Pues, de no ocurrir así quedaría huérfana  de  soporte  la  tesis  que gobierna la jurisprudencia examinada, que tiene como  objeto  central de definición la imposibilidad de incrementar penas de Ley 890,  a quienes no acceden a la justicia premial.   

Cuando  el  asunto  discurre  por el camino  ordinario  del juicio oral, ya se hace necesario igualar a todas las personas de  conformidad  con  lo  establecido  por el artículo 14 de la tantas veces citada  Ley  890 de 2004, no sólo porque aquí en nada incide la justicia premial, sino  porque  de no hacerse así se establece una desigualdad gratuita e injustificada  a  favor  de  quienes,  precisamente,  cometen  delitos graves que el legislador  estimó necesitados de más draconiano trato.   

Para  concluir,  no es posible inaplicar los  aumentos  punitivos  incorporados  por  la  ley  890  de 2004 y por consiguiente  ajustar  las  penas  impuestas a FERNEY ARMIDIO MARIN, por haber sido vencido en  un  juicio  oral,  como  se  desprende  de  manera  diáfana de la sentencia del  Tribunal  Superior  de  Medellín  de nueve (9) de abril de dos mil doce (2012),  que  confirmó  la  del  Juzgado  Tercero Penal del Circuito Especializado de la  misma ciudad.   

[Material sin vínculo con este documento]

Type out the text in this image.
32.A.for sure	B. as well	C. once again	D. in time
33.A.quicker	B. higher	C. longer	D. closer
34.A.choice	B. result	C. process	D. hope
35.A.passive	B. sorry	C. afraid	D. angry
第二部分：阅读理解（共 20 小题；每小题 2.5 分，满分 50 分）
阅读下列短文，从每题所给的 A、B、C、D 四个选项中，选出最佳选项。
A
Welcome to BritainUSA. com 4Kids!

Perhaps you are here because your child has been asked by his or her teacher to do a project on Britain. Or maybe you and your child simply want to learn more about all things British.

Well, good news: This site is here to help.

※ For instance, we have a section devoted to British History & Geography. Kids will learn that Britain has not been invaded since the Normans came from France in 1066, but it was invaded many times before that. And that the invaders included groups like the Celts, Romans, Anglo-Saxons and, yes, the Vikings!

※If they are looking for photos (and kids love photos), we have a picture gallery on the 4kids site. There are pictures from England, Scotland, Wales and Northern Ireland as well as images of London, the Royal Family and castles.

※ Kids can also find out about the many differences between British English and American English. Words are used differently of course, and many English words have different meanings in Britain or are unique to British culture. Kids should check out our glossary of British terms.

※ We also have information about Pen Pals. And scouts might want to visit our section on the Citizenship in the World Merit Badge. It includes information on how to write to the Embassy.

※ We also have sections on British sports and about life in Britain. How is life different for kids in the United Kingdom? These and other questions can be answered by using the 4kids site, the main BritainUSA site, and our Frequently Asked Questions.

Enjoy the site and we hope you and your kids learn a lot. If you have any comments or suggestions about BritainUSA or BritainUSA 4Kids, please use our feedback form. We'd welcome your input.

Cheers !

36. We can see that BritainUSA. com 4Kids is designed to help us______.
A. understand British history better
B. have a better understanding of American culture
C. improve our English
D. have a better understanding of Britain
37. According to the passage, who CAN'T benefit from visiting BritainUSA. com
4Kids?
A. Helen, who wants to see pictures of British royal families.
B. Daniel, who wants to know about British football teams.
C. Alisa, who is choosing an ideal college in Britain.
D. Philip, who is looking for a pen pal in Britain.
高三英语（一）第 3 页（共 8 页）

En  ese  orden  de  ideas,  se  impone  la  inadmisión  de plano respecto de WILLIAM ANDRÉS SÁNCHEZ URDINOLA, por carecer  el  abogado  de poder especial para la presentación de la demanda, mientras que  se  INADMITIRÁ  frente  a  FERNEY  ARMIDIO  MARIN, por las razones expuestas en  precedencia.    

En  mérito de lo expuesto, la CORTE SUPREMA  DE JUSTICIA, SALA DE CASACIÓN PENAL,   

RESUELVE  

1.   INADMITIR  DE  PLANO  la  demanda  de revisión presentada por el  abogado  Cesar  Alberto  Tamayo,  por  carecer  de poder especial para actuar en  representación de WILLIAM ANDRÉS SÁNCHEZ URDINOLA.   

2.           INADMITIR   la   demanda   de   revisión  presentada  a  través de abogado, en representación de los intereses de FERNEY  ARMIDIO  MARÍN  JIMÉNEZ,  por las razones expuestas en la parte motiva de esta  decisión.   

2.          ADVERTIR   que  contra  esta  providencia  procede el recurso de reposición.   

Notifíquese y cúmplase.  

FERNANDO ALBERTO CASTRO CABALLERO  

JOSÉ LUÍS BARCELÓ CAMACHO  

JOSÉ LEONIDAS BUSTOS MARTÍNEZ  

EUGENIO FERNÁNDEZ CARLIER  

MARÍA DEL ROSARIO GONZÁLEZ MUÑOZ  

GUSTAVO ENRIQUE MALO FERNÁNDEZ  

EYDER PATIÑO CABRERA  

PATRICIA SALAZAR CUÉLLAR  

LUIS GUILLERMO SALAZAR OTERO  

NUBIA YOLANDA NOVA GARCÍA  

Secretaria  

    

1  21 de octubre de 2011.   

2  Folio 4 demanda de revisión.   

3  Auto del 7 de febrero de 2014.   

4  Folio  102, acta de notificación personal enviada al  correo              electrónico              tamayoasociados1@hotmail.com,  el  17  de  febrero  de 2014 a las 08:43 a.m., sin constancia de  haber sido rechazado o inexistencia de la dirección.   

5  Obrante a folio 191 de la demanda.   

6  Terrorismo,  financiación  del terrorismo, secuestro  extorsivo, extorsión y conexos.